Ce convoi a quitté Port-Saïd le 16 novembre 1942 et est arrivé à Malte le 20 novembre 1942.

Le convoi était composé des transports suivants Bantan (néerlandais, 9312 GRT, construit en 1939), Denbighshire (britannique, 8983 GRT, construit en 1938), Mormacmoon (Américain, 7939 TJB, construit en 1940) et Robin Locksley (Britannique, 7101 GRT, construit en 1941).

Le convoi est escorté au départ de Port-Saïd par le croiseur léger HMS Euryalus (Capt. E.W. Bush, DSO et Bar, DSC, RN) et les destroyers HMS Pakenham (Capt. E.B.K. Stevens, DSO, DSC, RN), HMS Paladin (Cdr A.F. Pugsley, IA), HMS Pétard (Lt.Cdr. M. Thornton, DSC, RN), HMS Nubian (Cdr D.E. Holland-Martin, DSC, RN), HMS Jervis (Capt. A.L. Pologne, CB, DSO et Bar, DSC, RN), HMS Kelvin (Cdr M.S. Townsend, OBE, DSC and Bar, RN) et HMS Javelin (Lt.Cdr. W.F.N. Gregory-Smith, DSO and Bar, DSC, RN).

A 07h00/17, au large d'Alexandrie, tous les destroyers se séparèrent et les destroyers d'escorte HMS Aldenham (Lt H.A. Stuart-Menteth, IA), HMS Beaufort (Lt.Cdr. S.O'G Roche, DSO, RN), HMS Belvoir (Lt J.F.D. Bush, DSC et Bar, RN), HMS Croome (Lt.Cdr. R.C. Egan, IA), HMS Dulverton (Lt.Cdr. W.N. Petch, DSO, OBE, RN), HMS Exmoor (Lt.Cdr. L.StG. Rich, RN), HMS Hursley (Lt.Cdr. W.J.P. Church, DSC, RN), HMS Hurworth (Lt.Cdr. J.T.B. Birch, DSO, RN), HMS Tetcott (Lt.Cdr. H.R. Rycroft, RN) et Pinde rejoint le convoi.

Les sept destroyers de la flotte sont arrivés à Alexandria à 0745/17.

Peu après 1300/17, les croiseurs légers HMS Cléopâtre (Capt. J.F. Stevens, RN, battant pavillon du contre-amiral A.J. Power, CB, CVO, RN), HMS Didon (Capitaine H.W.U. McCall, IA), HMS Arethusa (Capt. A.C. Chapman, IA) et HMS Orion (Capt. G.C.P. Menzies, RN) a quitté Alexandrie pour rejoindre le convoi à l'aube le lendemain matin. Ils étaient escortés par les sept destroyers de la flotte arrivés à Alexandrie quelques heures auparavant.

À 11 h 10/18, des attaques aériennes ont commencé sur le convoi, mais aucun dommage n'a été causé.

A 1700/18, les croiseurs (moins HMS Euryalus) et les destroyers de la flotte se séparent du convoi pour prendre position au nord du convoi pendant la nuit.

A 1805/18, dans une attaque de torpille au crépuscule, alors qu'il était en position 33°36'N, 20°44'E, HMS Arethusa a été touché de front de la tourelle « B » et a pris une lourde gîte à bâbord.

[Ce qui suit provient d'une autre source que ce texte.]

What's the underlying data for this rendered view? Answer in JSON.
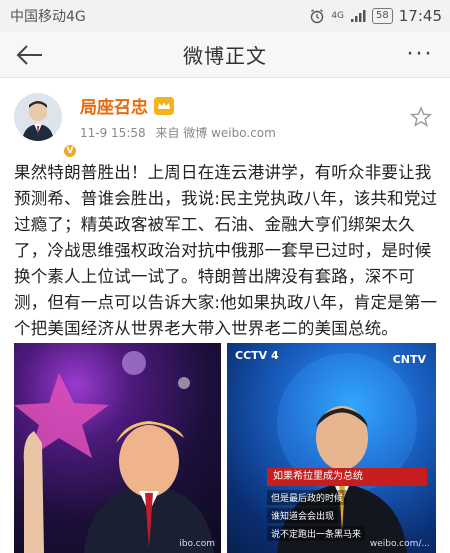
{
  "status_bar": {
    "carrier": "中国移动4G",
    "battery": "58",
    "time": "17:45",
    "signal": "4G"
  },
  "nav": {
    "title": "微博正文",
    "more_label": "···",
    "back_icon": "arrow-left-icon"
  },
  "post": {
    "author": "局座召忠",
    "date": "11-9 15:58",
    "source": "来自 微博 weibo.com",
    "text": "果然特朗普胜出！上周日在连云港讲学，有听众非要让我预测希、普谁会胜出，我说:民主党执政八年，该共和党过过瘾了；精英政客被军工、石油、金融大亨们绑架太久了，冷战思维强权政治对抗中俄那一套早已过时，是时候换个素人上位试一试了。特朗普出牌没有套路，深不可测，但有一点可以告诉大家:他如果执政八年，肯定是第一个把美国经济从世界老大带入世界老二的美国总统。Yes,he can!",
    "images": [
      {
        "watermark": "ibo.com"
      },
      {
        "logo_left": "CCTV 4",
        "logo_right": "CNTV",
        "lower_third": "如果希拉里成为总统",
        "subtitle1": "但是最后政的时候",
        "subtitle2": "谁知道会会出现",
        "subtitle3": "说不定跑出一条黑马来",
        "watermark": "weibo.com/..."
      }
    ]
  },
  "colors": {
    "author": "#e86b0c",
    "vip_badge": "#f5b21c",
    "verified_badge": "#f5a623"
  }
}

HMS Jervis, HMS Javelin et HMS Pétard se tenait près du croiseur endommagé. HMS Jervis et HMS Javelin cependant bientôt rejoint la force de croiseur. HMS Arethusa et HMS Pétard devaient essayer de revenir à Alexandrie.

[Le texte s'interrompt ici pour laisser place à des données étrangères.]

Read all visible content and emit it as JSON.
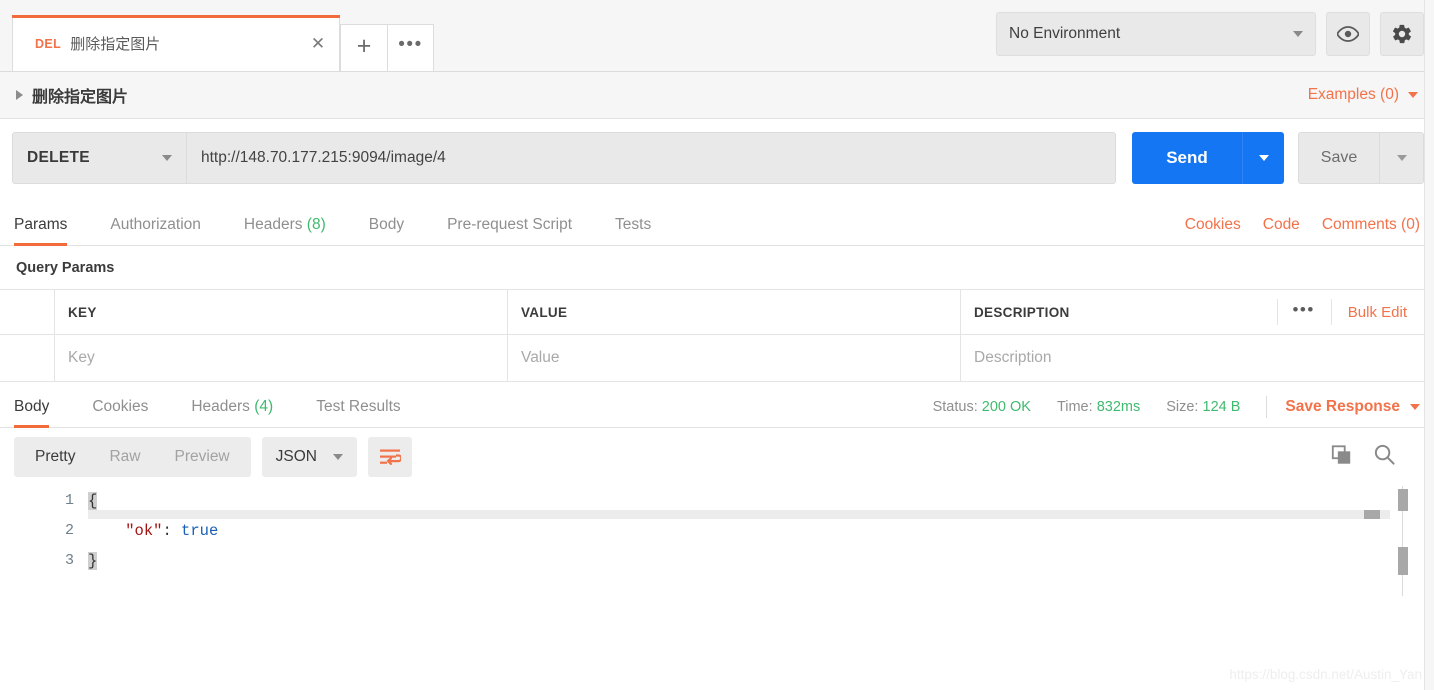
{
  "window": {
    "tabs": [
      {
        "method": "DEL",
        "title": "删除指定图片",
        "close_label": "✕"
      }
    ],
    "new_tab_label": "+",
    "tab_options_label": "•••"
  },
  "environment": {
    "selected": "No Environment",
    "eye_icon": "eye-icon",
    "settings_icon": "gear-icon"
  },
  "request_header": {
    "name": "删除指定图片",
    "examples_label": "Examples (0)"
  },
  "url_bar": {
    "method": "DELETE",
    "url": "http://148.70.177.215:9094/image/4",
    "send_label": "Send",
    "save_label": "Save"
  },
  "request_tabs": [
    {
      "label": "Params",
      "count": "",
      "active": true
    },
    {
      "label": "Authorization",
      "count": "",
      "active": false
    },
    {
      "label": "Headers",
      "count": "(8)",
      "active": false
    },
    {
      "label": "Body",
      "count": "",
      "active": false
    },
    {
      "label": "Pre-request Script",
      "count": "",
      "active": false
    },
    {
      "label": "Tests",
      "count": "",
      "active": false
    }
  ],
  "request_tabs_right": [
    {
      "label": "Cookies"
    },
    {
      "label": "Code"
    },
    {
      "label": "Comments (0)"
    }
  ],
  "query_params": {
    "title": "Query Params",
    "columns": [
      "KEY",
      "VALUE",
      "DESCRIPTION"
    ],
    "options_label": "•••",
    "bulk_edit_label": "Bulk Edit",
    "placeholders": {
      "key": "Key",
      "value": "Value",
      "description": "Description"
    }
  },
  "response_tabs": [
    {
      "label": "Body",
      "count": "",
      "active": true
    },
    {
      "label": "Cookies",
      "count": "",
      "active": false
    },
    {
      "label": "Headers",
      "count": "(4)",
      "active": false
    },
    {
      "label": "Test Results",
      "count": "",
      "active": false
    }
  ],
  "response_meta": {
    "status_label": "Status:",
    "status_value": "200 OK",
    "time_label": "Time:",
    "time_value": "832ms",
    "size_label": "Size:",
    "size_value": "124 B",
    "save_response_label": "Save Response"
  },
  "response_toolbar": {
    "view_modes": [
      {
        "label": "Pretty",
        "active": true
      },
      {
        "label": "Raw",
        "active": false
      },
      {
        "label": "Preview",
        "active": false
      }
    ],
    "format": "JSON",
    "wrap_icon": "word-wrap-icon",
    "copy_icon": "copy-icon",
    "search_icon": "search-icon"
  },
  "response_body": {
    "language": "json",
    "line_numbers": [
      "1",
      "2",
      "3"
    ],
    "lines": [
      {
        "text": "{",
        "type": "brace"
      },
      {
        "text": "    \"ok\": true",
        "type": "pair",
        "key": "\"ok\"",
        "sep": ": ",
        "value": "true",
        "indent": "    "
      },
      {
        "text": "}",
        "type": "brace"
      }
    ]
  },
  "watermark": "https://blog.csdn.net/Austin_Yan",
  "colors": {
    "accent": "#f26b3a",
    "send_blue": "#1476f2",
    "status_green": "#3fba6f",
    "json_key": "#a31515",
    "json_bool": "#1a5fb4"
  }
}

Vers 1400/19, HMS Cléopâtre, HMS Didon, HMS Orion, HMS Pakenham, HMS Paladin, HMS Nubian, HMS Jervis, HMS Javelin et HMS Kelvin cap sur le retour à Alexandrie.

A 2045/19, la corvette HMS Gloxinia (Lt. A.F. Harkness, DSC, OBE, RNR) rejoint HMS Arethusa et HMS Pétard.

Le convoi et l'escorte principale sont arrivés sains et saufs à Malte aux premières heures du 20 novembre.

Vers 08h00/20, le destroyer HMS Janus (Lt.Cdr. J.M. Alliston, DSC, RN) a rejoint HMS Arethusa et ses escortes.

À 1340/20, HMS Arethusa a été pris en remorque, la poupe en premier, par HMS Pétard. Shorty après 1805/20 les remorqueurs HMS Brigand et HMS Roysterer a pris le relais.

Vers 06h00/21, HMS Cléopâtre, HMS Didon, HMS Orion, HMS Pakenham, HMS Paladin, HMS Nubian, HMS Jervis, HMS Javelin et HMS Kelvin arrivé à Alexandrie.

HMS Arethusa, ses escortes et les deux remorqueurs sont arrivés à Alexandrie à la fin de l'après-midi du 21 novembre. ( 24 )

17 novembre 1942
17 novembre 1942 / 20 novembre 1942 Opération Stone Age

Le 17 novembre 1942, un convoi de 4 marchands (MW-13) quitte Alexandrie pour Malte. Ce convoi était escorté par les croiseurs légers britanniques HMS Arethusa, HMS Euryalus, HMS Dido et 10 destroyers.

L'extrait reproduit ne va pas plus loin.